Falkirk councillors to look at issue of noisy fireworks
Falkirk councillors pledged to do all they could to tackle the problem of noisy fireworks upsetting vulnerable people and family pets.
Councillors from all parties – many of whom are dog owners – agreed to do what they could to improve the situation, although laws around the sale of fireworks are made by the UK government in London.
The issue was raised by independent councillor James Kerr, who firstly urged the council to ensure that all public firework displays are advertised widely and well in advance.
He also asked the council to start a public awareness campaign on the topic.
Mr Kerr told the executive he was aware that many people got a lot of pleasure from firework displays – including his own grandchildren – but for others they could be an ordeal.

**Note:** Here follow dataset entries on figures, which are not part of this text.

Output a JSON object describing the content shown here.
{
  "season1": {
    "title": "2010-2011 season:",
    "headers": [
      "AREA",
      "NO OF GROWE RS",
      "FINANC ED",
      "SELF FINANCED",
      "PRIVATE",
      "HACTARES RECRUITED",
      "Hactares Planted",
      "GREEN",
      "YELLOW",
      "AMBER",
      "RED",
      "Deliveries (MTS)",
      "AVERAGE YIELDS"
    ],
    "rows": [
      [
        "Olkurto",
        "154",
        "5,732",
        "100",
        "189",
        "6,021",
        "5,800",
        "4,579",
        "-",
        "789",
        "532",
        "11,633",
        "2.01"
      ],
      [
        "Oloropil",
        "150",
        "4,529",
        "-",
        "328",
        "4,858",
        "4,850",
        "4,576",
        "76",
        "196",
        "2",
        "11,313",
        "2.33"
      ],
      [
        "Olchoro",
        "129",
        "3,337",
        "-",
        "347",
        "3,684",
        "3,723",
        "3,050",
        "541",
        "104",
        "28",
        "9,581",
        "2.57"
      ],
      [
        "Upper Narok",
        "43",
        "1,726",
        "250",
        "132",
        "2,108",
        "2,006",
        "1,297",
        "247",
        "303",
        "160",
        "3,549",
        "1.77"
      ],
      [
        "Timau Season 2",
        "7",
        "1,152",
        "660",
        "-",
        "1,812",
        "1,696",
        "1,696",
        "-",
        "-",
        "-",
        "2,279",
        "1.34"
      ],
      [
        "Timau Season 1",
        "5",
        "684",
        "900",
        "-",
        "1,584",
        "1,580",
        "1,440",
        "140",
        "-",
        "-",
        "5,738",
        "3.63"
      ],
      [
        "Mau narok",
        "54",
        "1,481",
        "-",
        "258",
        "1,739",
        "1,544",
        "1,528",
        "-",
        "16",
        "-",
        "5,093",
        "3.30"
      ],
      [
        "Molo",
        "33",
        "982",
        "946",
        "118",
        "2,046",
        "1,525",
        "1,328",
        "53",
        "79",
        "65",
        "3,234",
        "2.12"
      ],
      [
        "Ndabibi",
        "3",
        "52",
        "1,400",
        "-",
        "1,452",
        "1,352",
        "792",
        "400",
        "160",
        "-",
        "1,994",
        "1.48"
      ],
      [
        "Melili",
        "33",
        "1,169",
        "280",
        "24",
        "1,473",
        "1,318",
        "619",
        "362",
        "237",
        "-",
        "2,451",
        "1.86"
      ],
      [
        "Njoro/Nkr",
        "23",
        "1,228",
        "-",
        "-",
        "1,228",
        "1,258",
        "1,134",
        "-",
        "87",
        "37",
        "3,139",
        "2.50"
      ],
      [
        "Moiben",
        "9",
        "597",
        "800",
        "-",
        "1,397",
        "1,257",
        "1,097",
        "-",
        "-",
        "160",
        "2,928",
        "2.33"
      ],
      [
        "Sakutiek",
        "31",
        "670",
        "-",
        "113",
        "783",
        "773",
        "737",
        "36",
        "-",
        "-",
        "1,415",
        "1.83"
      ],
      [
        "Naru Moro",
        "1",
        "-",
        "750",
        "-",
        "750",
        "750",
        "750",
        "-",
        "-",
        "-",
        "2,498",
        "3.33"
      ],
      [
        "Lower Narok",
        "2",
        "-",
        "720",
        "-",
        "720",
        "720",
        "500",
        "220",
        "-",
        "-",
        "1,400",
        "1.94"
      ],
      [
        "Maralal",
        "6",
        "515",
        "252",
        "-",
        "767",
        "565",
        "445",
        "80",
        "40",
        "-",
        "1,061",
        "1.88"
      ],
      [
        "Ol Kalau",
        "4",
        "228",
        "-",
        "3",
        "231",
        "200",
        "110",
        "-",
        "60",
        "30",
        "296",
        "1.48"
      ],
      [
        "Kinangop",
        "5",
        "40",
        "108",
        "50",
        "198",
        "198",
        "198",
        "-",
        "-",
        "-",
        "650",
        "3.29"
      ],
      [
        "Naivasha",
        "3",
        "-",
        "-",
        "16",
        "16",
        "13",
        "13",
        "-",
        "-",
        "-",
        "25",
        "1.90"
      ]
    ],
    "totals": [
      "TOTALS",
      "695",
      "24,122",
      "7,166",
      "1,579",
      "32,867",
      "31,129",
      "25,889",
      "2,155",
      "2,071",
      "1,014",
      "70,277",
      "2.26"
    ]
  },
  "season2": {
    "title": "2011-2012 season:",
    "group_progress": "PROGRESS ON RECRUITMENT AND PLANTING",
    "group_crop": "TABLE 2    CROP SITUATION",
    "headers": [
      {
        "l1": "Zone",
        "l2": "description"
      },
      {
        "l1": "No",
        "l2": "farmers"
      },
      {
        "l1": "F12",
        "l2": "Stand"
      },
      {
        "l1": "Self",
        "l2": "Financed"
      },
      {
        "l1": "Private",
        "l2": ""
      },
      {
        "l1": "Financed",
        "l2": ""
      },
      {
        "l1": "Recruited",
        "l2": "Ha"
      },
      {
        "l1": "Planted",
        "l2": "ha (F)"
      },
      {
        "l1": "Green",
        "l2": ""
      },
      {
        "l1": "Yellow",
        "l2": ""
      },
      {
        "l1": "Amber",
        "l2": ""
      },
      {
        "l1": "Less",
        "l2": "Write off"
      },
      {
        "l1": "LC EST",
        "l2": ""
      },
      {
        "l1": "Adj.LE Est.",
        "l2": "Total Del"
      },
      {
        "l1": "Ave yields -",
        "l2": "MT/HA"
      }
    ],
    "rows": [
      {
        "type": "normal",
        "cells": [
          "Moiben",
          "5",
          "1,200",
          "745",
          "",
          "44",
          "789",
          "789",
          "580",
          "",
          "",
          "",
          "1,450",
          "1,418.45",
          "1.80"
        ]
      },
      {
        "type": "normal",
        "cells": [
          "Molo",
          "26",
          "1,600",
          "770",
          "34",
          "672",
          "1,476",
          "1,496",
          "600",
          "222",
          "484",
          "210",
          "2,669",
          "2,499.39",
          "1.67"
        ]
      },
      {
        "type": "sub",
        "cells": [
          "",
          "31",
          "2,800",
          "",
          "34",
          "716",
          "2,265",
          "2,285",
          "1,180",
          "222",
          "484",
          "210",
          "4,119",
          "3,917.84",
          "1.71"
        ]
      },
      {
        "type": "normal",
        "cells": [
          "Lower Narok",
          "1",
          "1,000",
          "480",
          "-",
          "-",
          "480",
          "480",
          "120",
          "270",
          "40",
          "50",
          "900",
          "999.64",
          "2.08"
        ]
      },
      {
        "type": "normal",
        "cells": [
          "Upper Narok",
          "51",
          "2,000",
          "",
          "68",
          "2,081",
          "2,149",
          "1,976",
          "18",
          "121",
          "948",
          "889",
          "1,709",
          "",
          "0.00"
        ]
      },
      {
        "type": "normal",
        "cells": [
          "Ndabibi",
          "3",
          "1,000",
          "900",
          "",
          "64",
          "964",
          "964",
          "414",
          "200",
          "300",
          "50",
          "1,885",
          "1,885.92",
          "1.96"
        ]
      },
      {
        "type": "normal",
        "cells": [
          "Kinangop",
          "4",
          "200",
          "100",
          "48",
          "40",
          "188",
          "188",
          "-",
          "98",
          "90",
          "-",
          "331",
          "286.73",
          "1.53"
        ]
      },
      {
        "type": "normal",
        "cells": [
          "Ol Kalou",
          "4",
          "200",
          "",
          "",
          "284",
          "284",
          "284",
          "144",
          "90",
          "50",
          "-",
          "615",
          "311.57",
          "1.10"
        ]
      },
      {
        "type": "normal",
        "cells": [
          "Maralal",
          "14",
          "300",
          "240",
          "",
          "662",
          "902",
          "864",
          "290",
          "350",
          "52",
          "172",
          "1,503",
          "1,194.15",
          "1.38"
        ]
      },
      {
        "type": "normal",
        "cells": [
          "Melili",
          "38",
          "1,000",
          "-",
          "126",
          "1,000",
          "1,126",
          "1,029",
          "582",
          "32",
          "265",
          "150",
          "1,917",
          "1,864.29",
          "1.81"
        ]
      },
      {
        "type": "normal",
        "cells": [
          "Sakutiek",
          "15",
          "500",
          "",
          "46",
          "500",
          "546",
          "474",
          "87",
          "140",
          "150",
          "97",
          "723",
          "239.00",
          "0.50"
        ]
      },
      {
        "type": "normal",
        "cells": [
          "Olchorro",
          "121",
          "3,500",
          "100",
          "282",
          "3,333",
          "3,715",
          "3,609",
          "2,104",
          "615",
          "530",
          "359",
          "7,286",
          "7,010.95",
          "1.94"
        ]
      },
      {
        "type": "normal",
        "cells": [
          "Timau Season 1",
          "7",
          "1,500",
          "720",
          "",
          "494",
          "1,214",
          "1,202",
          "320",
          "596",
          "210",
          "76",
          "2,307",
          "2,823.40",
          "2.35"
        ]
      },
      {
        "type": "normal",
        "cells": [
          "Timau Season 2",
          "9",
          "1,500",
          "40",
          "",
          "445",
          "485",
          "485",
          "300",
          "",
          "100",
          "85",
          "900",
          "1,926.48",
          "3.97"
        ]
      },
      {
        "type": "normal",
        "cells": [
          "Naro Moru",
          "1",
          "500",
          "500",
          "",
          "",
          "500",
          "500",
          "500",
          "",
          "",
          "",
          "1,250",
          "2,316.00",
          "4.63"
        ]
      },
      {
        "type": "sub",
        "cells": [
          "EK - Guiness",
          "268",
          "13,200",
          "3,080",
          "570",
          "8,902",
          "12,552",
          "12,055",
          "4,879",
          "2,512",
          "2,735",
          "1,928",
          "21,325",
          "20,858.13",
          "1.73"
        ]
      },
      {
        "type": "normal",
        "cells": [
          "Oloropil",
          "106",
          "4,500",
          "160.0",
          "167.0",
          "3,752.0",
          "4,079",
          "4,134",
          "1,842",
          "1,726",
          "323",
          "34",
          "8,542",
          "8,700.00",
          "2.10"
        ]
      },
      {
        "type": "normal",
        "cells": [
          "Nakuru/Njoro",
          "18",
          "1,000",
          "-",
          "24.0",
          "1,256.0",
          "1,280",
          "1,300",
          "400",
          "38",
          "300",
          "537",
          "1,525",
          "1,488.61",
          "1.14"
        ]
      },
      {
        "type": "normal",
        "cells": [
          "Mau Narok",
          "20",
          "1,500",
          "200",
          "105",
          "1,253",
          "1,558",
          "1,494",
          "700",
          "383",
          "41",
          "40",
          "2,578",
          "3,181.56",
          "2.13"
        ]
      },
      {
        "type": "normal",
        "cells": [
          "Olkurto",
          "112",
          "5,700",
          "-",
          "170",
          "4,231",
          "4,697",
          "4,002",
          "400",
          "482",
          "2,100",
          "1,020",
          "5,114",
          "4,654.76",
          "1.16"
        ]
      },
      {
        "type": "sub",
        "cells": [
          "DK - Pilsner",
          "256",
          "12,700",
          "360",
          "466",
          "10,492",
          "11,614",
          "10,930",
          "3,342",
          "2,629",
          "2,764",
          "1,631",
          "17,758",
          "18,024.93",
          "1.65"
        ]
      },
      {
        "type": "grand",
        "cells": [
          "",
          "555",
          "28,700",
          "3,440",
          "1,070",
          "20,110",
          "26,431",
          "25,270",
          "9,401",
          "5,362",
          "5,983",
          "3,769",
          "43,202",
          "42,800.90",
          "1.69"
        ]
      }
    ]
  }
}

“My own dog, Bex, is part of my family and for a whole week leading up to November 5 it was horrendous,” he said.
The SNP’s Laura Murtagh said she was keen to wait for recommendations from a firework review group, set up by the Scottish government, which will report by the summer.
That review group was established after a consultation on the issue attracted more than 16000 responses, showing the strength of feeling across the country.
Councillor Murtagh, who is the SNP administration’s spokeswoman for public protection, said: “I don’t want to disagree with Councillor Kerr but it is important that we have consistent messages on public safety.”
Falkirk Council’s main display in Callendar Park is widely advertised and councillors and police say having large displays is a very effective way of reducing unsafe private displays as well as anti-social behaviour.
But they agreed to ask Falkirk’s licensing department to look at ways in which they might be able to control the use of fireworks locally.
As there was widespread agreement that it was something that needed tackled, council leader Cecil Meiklejohn suggested that they combine Mr Kerr’s motion to ask the UK government to take action and look at ways to control the sale of noisy fireworks with the SNP plea to wait for the results of the Scottish government’s national consultation.
Last October the Holyrood announced it was setting up a group to review the use of fireworks.
It will also consider changes to the times at which fireworks can be let off and look at options around the potential introduction of no-fireworks zones, as well as restrictions on the use of fireworks on private property across Scotland.
It is due to bring its recommendations to Ministers by the summer.